Which specific behavior is actually correct here depends entirely on your particular business question. If you genuinely want a simple count of “how many total customers were active in some way this month,” UNION’s deduplication behavior is exactly correct, ensuring that doubly-active customer is sensibly counted only once rather than artificially inflating your total active customer count. If you instead specifically want to separately analyze and distinguish “how many total activity events happened this month, across both purchase and support contact types,” UNION ALL’s behavior of preserving every individual occurrence, including that customer’s two separate distinct activities, would actually be the more genuinely correct choice for that specific, differently framed business question.
This example illustrates that the choice between UNION and UNION ALL is not merely a performance optimization decision in every situation — it can also be a genuine correctness decision, depending specifically on what your particular underlying business question actually requires from your combined result.
UNION and Sorting
ORDER BY can be applied to your overall combined UNION or UNION ALL result, but it must be placed at the very end of your entire combined query, sorting the final combined result as a complete whole, rather than being placed within each individual SELECT statement separately, where it would typically have little meaningful effect on your overall final combined and potentially deduplicated result’s actual final ordering.

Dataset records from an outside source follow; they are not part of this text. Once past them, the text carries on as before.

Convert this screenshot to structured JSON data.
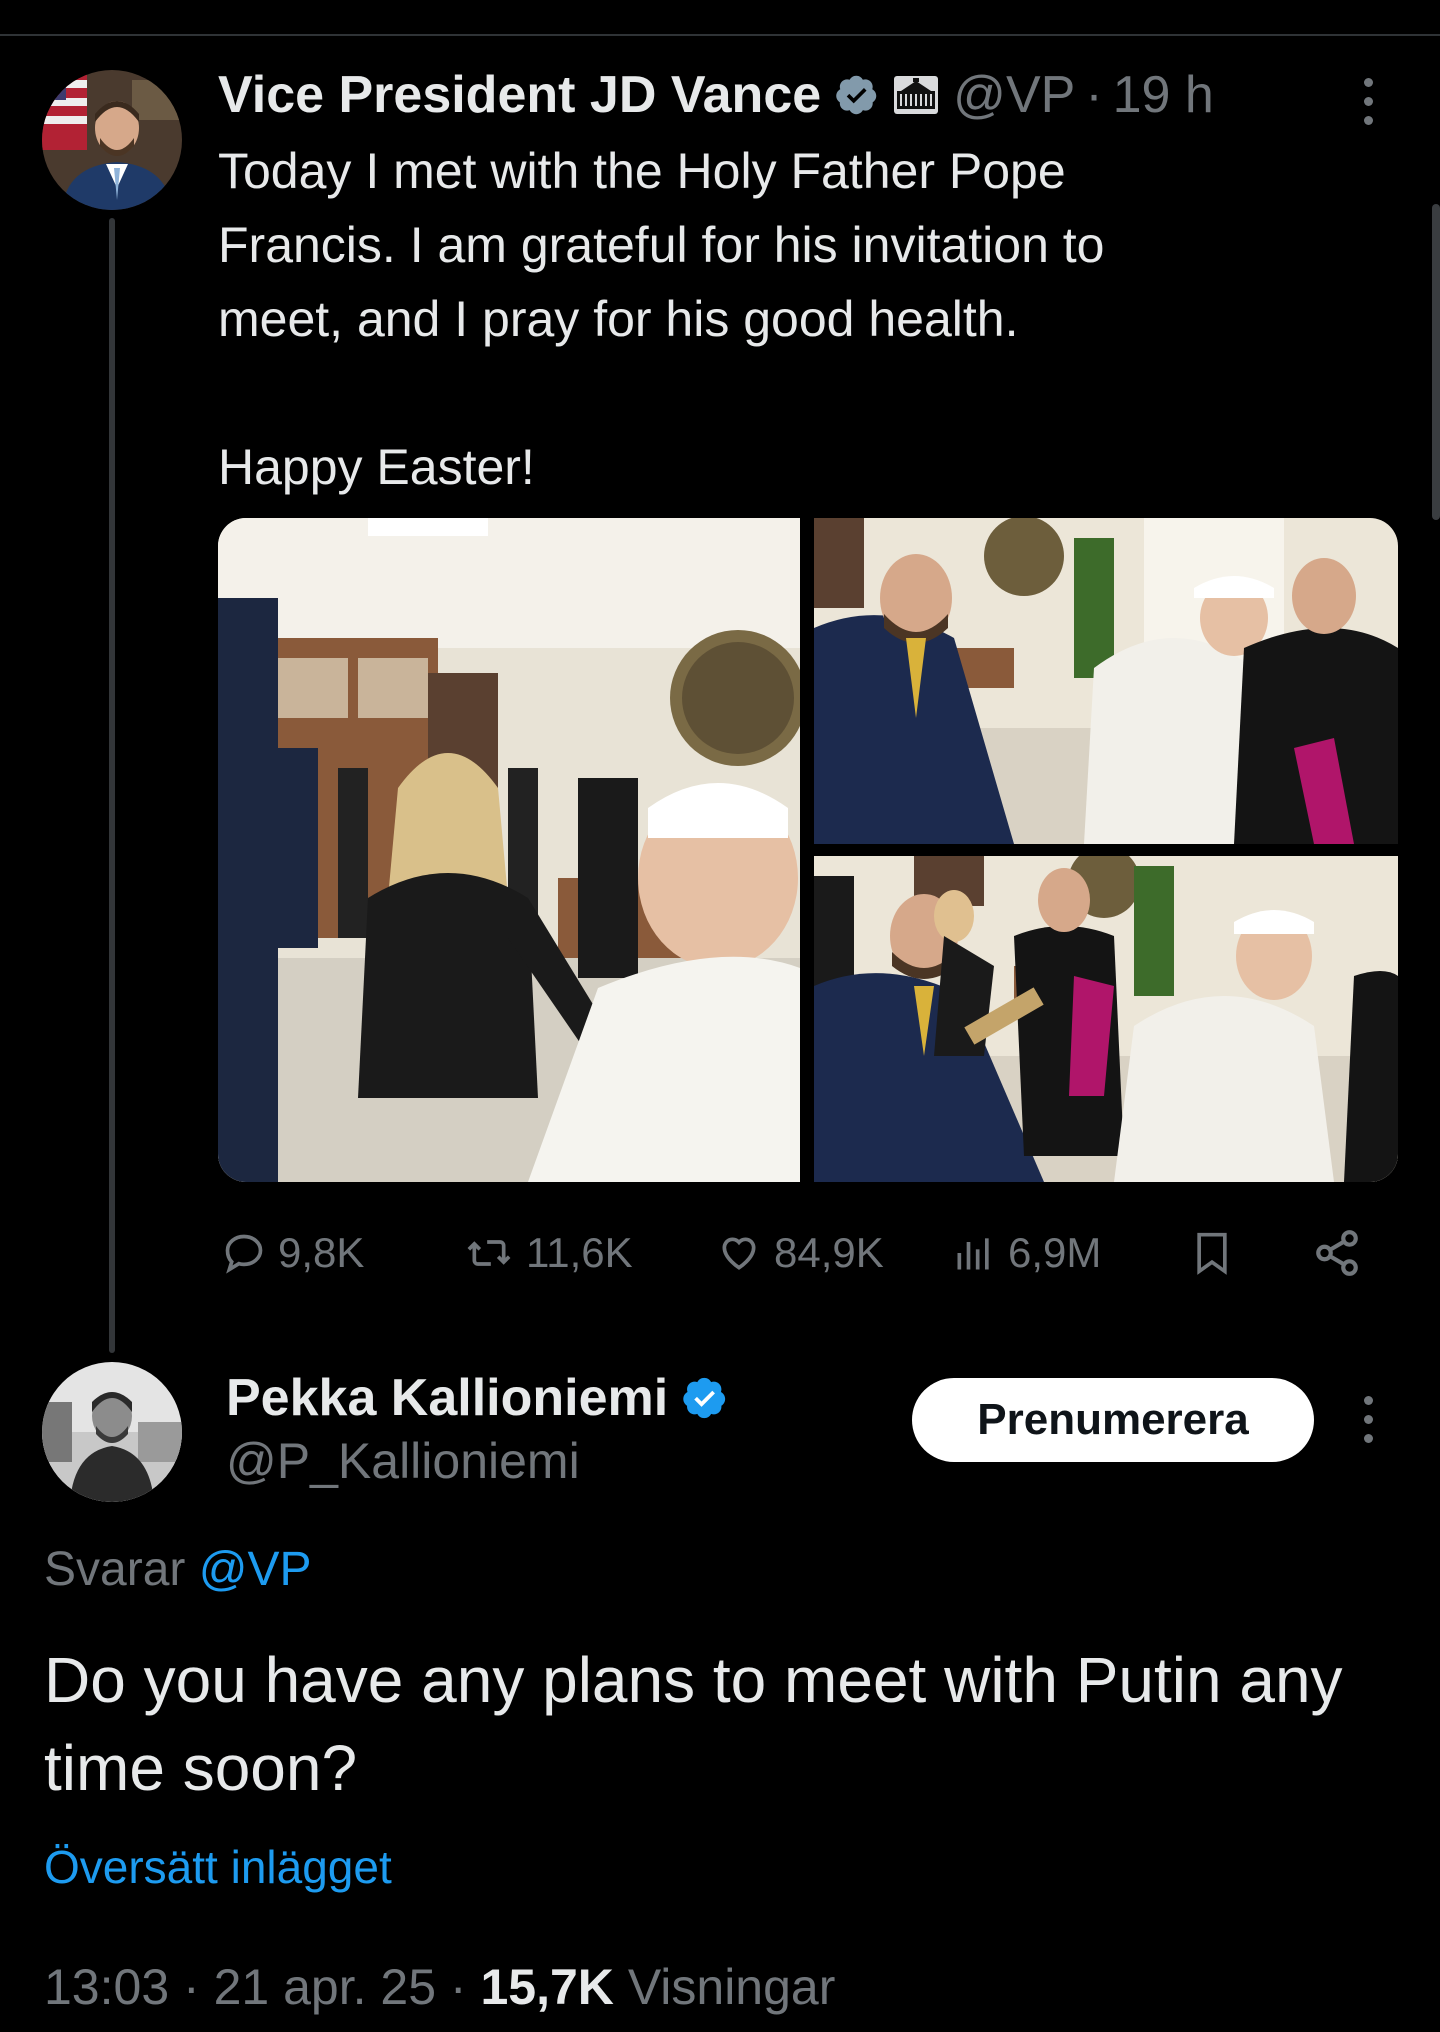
{
  "colors": {
    "background": "#000000",
    "accent": "#1d9bf0",
    "text": "#e7e9ea",
    "muted": "#71767b"
  },
  "original_tweet": {
    "author_name": "Vice President JD Vance",
    "verified_icon": "grey-verified-badge-icon",
    "affiliation_icon": "white-house-icon",
    "handle": "@VP",
    "separator": "·",
    "time": "19 h",
    "text": "Today I met with the Holy Father Pope\nFrancis. I am grateful for his invitation to\nmeet, and I pray for his good health.\n\nHappy Easter!",
    "media_count": 3,
    "actions": {
      "replies": "9,8K",
      "reposts": "11,6K",
      "likes": "84,9K",
      "views": "6,9M"
    }
  },
  "reply_tweet": {
    "author_name": "Pekka Kallioniemi",
    "verified_icon": "blue-verified-badge-icon",
    "handle": "@P_Kallioniemi",
    "subscribe_label": "Prenumerera",
    "replying_prefix": "Svarar",
    "replying_to": "@VP",
    "text": "Do you have any plans to meet with Putin any time soon?",
    "translate_label": "Översätt inlägget",
    "time": "13:03",
    "separator": "·",
    "date": "21 apr. 25",
    "views_count": "15,7K",
    "views_label": "Visningar"
  }
}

INTERSECT and EXCEPT: Related But Distinct Set Operations
Beyond UNION and UNION ALL specifically, some database systems also support INTERSECT (returning only rows that genuinely appear in both of your combined SELECT statements’ results) and EXCEPT or MINUS depending on your specific database system (returning rows that appear in your first SELECT statement’s result but specifically not in your second one).
These are used less frequently in typical everyday business reporting than UNION or UNION ALL, but are worth knowing exist for the specific situations where you genuinely need to identify an overlap or a specific difference between two distinct result sets, rather than simply combining everything from both of them together the way UNION and UNION ALL do.
A Quick Reference
| Situation | Correct Choice |
|---|---|
| Combining data with no possibility of genuine duplicates | UNION ALL (faster, identical result either way) |
| Combining data where duplicates are possible, and should be removed | UNION |
| Combining data where duplicates are possible, but should be preserved and counted individually | UNION ALL |
| Unsure whether duplicates are genuinely possible in your specific data | Default to UNION ALL, then verify your actual assumption about duplicates directly against real data |
What I Told My Colleague
I asked him the same direct question outlined above: could the exact same row genuinely appear in both of his separate underlying SELECT statements being combined. After actually checking his specific data directly, the honest answer was no — his particular current and historical transaction tables were structured in a way that made genuine duplication across them structurally impossible by design. Switching his query from UNION to UNION ALL produced the identical correct final result, while running measurably faster, since the deduplication work UNION had been quietly performing the entire time had genuinely never been finding any actual duplicates to remove in the first place.
Could the exact same row genuinely appear in more than one of the SELECT statements you are trying to combine? Describe your specific tables and situation, and I can help you determine whether UNION or UNION ALL is the actually correct choice for your case.